Mariés depuis 1966, Vincent et Anita, le pratiquent fidèlement chaque mois. Une séance qu’ils jugent tous les deux « primordiale » et qui leur a permis « de faire grandir leur amour ». « Cela nous offre l’occasion de parler calmement, sans attendre que la cocotte-minute explose », explique Vincent. « Ça ne me dérange pas qu’il me dise ce qui l’agace, tout dépend de la façon dont c’est dit, confirme Anita. Je constate que la simple reconnaissance par l’autre de la souffrance qu’a engendré son comportement panse déjà la blessure. Ensuite, nous essayons de voir comment nous adapter l’un à l’autre. Nous évaluons ce que nous pouvons changer et ce qu’il nous faut accepter malgré tout. »

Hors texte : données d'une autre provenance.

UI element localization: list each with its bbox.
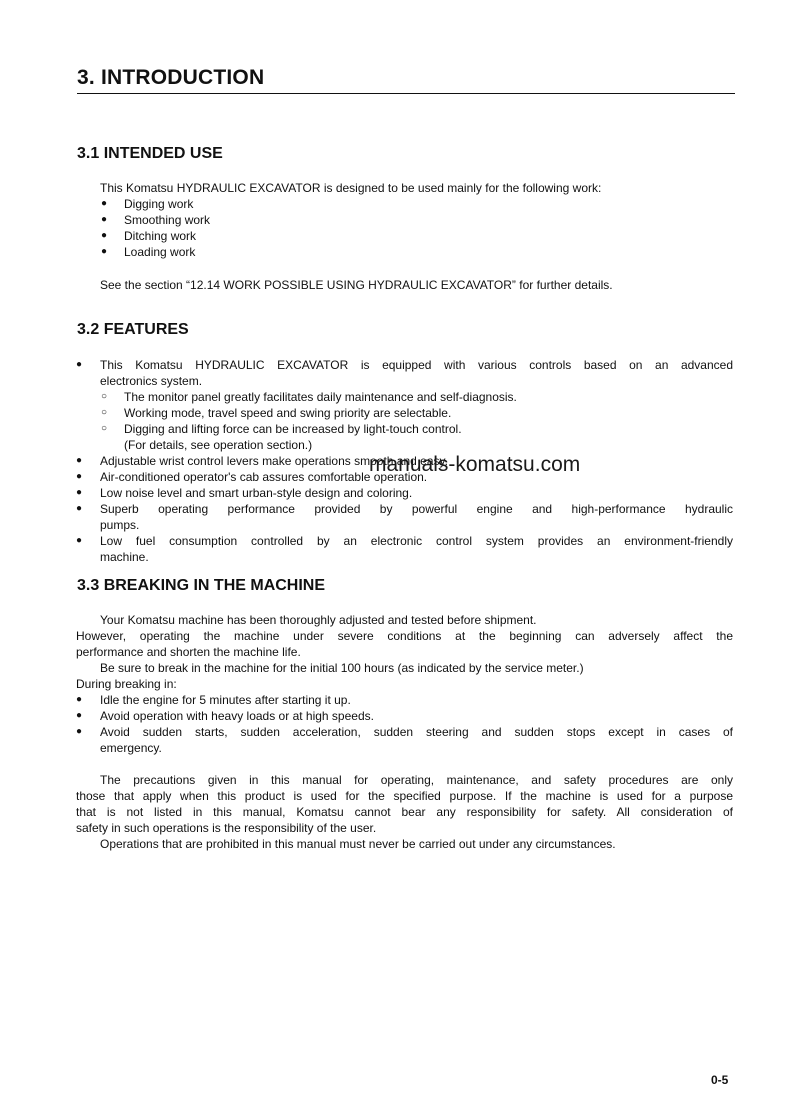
- bullet-icon: ●: [101, 246, 108, 257]
- chapter-divider: [77, 93, 735, 94]
- bullet-icon: ●: [101, 198, 108, 209]
- feature-text: Adjustable wrist control levers make operations smooth and easy.: [100, 454, 448, 468]
- bullet-icon: ●: [101, 230, 108, 241]
- bullet-icon: ●: [76, 503, 83, 514]
- feature-text: Air-conditioned operator's cab assures comfortable operation.: [100, 470, 428, 484]
- list-item: Avoid operation with heavy loads or at high speeds.: [100, 709, 374, 723]
- feature-subitem: Working mode, travel speed and swing priority are selectable.: [124, 406, 452, 420]
- feature-text: electronics system.: [100, 374, 203, 388]
- bullet-icon: ●: [76, 359, 83, 370]
- bullet-icon: ●: [76, 535, 83, 546]
- paragraph: those that apply when this product is used for the specified purpose. If the machine is used for a purpose: [76, 789, 733, 803]
- chapter-title: 3. INTRODUCTION: [77, 66, 265, 89]
- feature-subitem: The monitor panel greatly facilitates daily maintenance and self-diagnosis.: [124, 390, 517, 404]
- list-item: Smoothing work: [124, 213, 211, 227]
- section-title-intended-use: 3.1 INTENDED USE: [77, 145, 223, 162]
- section-reference: See the section “12.14 WORK POSSIBLE USING HYDRAULIC EXCAVATOR” for further details.: [100, 278, 613, 292]
- bullet-icon: ●: [76, 710, 83, 721]
- paragraph: During breaking in:: [76, 677, 177, 691]
- feature-text: Low noise level and smart urban-style design and coloring.: [100, 486, 413, 500]
- paragraph: that is not listed in this manual, Komatsu cannot bear any responsibility for safety. All consideration of: [76, 805, 733, 819]
- feature-text: This Komatsu HYDRAULIC EXCAVATOR is equipped with various controls based on an advanced: [100, 358, 733, 372]
- paragraph: However, operating the machine under severe conditions at the beginning can adversely affect the: [76, 629, 733, 643]
- list-item: Digging work: [124, 197, 194, 211]
- feature-text: Low fuel consumption controlled by an electronic control system provides an environment-friendly: [100, 534, 733, 548]
- list-item: emergency.: [100, 741, 162, 755]
- feature-subitem: (For details, see operation section.): [124, 438, 313, 452]
- bullet-icon: ●: [76, 471, 83, 482]
- bullet-icon: ●: [76, 694, 83, 705]
- paragraph: Operations that are prohibited in this manual must never be carried out under any circumstances.: [100, 837, 616, 851]
- bullet-icon: ●: [76, 726, 83, 737]
- intended-use-intro: This Komatsu HYDRAULIC EXCAVATOR is designed to be used mainly for the following work:: [100, 181, 602, 195]
- paragraph: performance and shorten the machine life.: [76, 645, 301, 659]
- watermark: manuals-komatsu.com: [369, 453, 581, 476]
- bullet-icon: ●: [101, 214, 108, 225]
- feature-subitem: Digging and lifting force can be increased by light-touch control.: [124, 422, 462, 436]
- circle-bullet-icon: ○: [101, 407, 108, 418]
- page-number: 0-5: [711, 1073, 729, 1087]
- circle-bullet-icon: ○: [101, 423, 108, 434]
- feature-text: pumps.: [100, 518, 140, 532]
- paragraph: Be sure to break in the machine for the initial 100 hours (as indicated by the service meter.): [100, 661, 584, 675]
- bullet-icon: ●: [76, 455, 83, 466]
- paragraph: safety in such operations is the responsibility of the user.: [76, 821, 377, 835]
- list-item: Ditching work: [124, 229, 197, 243]
- section-title-features: 3.2 FEATURES: [77, 321, 189, 338]
- circle-bullet-icon: ○: [101, 391, 108, 402]
- list-item: Loading work: [124, 245, 196, 259]
- paragraph: Your Komatsu machine has been thoroughly adjusted and tested before shipment.: [100, 613, 537, 627]
- feature-text: Superb operating performance provided by powerful engine and high-performance hydraulic: [100, 502, 733, 516]
- list-item: Avoid sudden starts, sudden acceleration, sudden steering and sudden stops except in cases of: [100, 725, 733, 739]
- feature-text: machine.: [100, 550, 149, 564]
- list-item: Idle the engine for 5 minutes after starting it up.: [100, 693, 351, 707]
- section-title-breaking-in: 3.3 BREAKING IN THE MACHINE: [77, 577, 326, 594]
- paragraph: The precautions given in this manual for operating, maintenance, and safety procedures are only: [100, 773, 733, 787]
- bullet-icon: ●: [76, 487, 83, 498]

Quand les faiblesses deviennent une occasion d’aimer l’autre davantage
Malgré tous nos efforts de communication non violente, il restera toujours des sources d’agacements. Mais comme le rappelle le Père Cédric Burgun : « La sanctification dans le mariage est d’abord l’humble acceptation des pauvretés de l’autre ». Il faut donc aimer l’autre non pas malgré ses faiblesses mais l’aimer à cause de ses faiblesses. Dans un couple chrétien, les faiblesses sont accueillies et deviennent une occasion d’aimer toujours davantage. Elles sont précisément le chemin de l’amour vrai, c’est-à-dire inconditionnel.
Et surtout ne pas oublier que l’harmonie des débuts n’appartient pas à un passé révolu. Elle est une lumière dont nous pouvons faire mémoire dans la nuit pour avancer jusqu’à la prochaine plage lumineuse. Celle qui fait dire aux contes de fées qu’ils « vécurent très heureux ».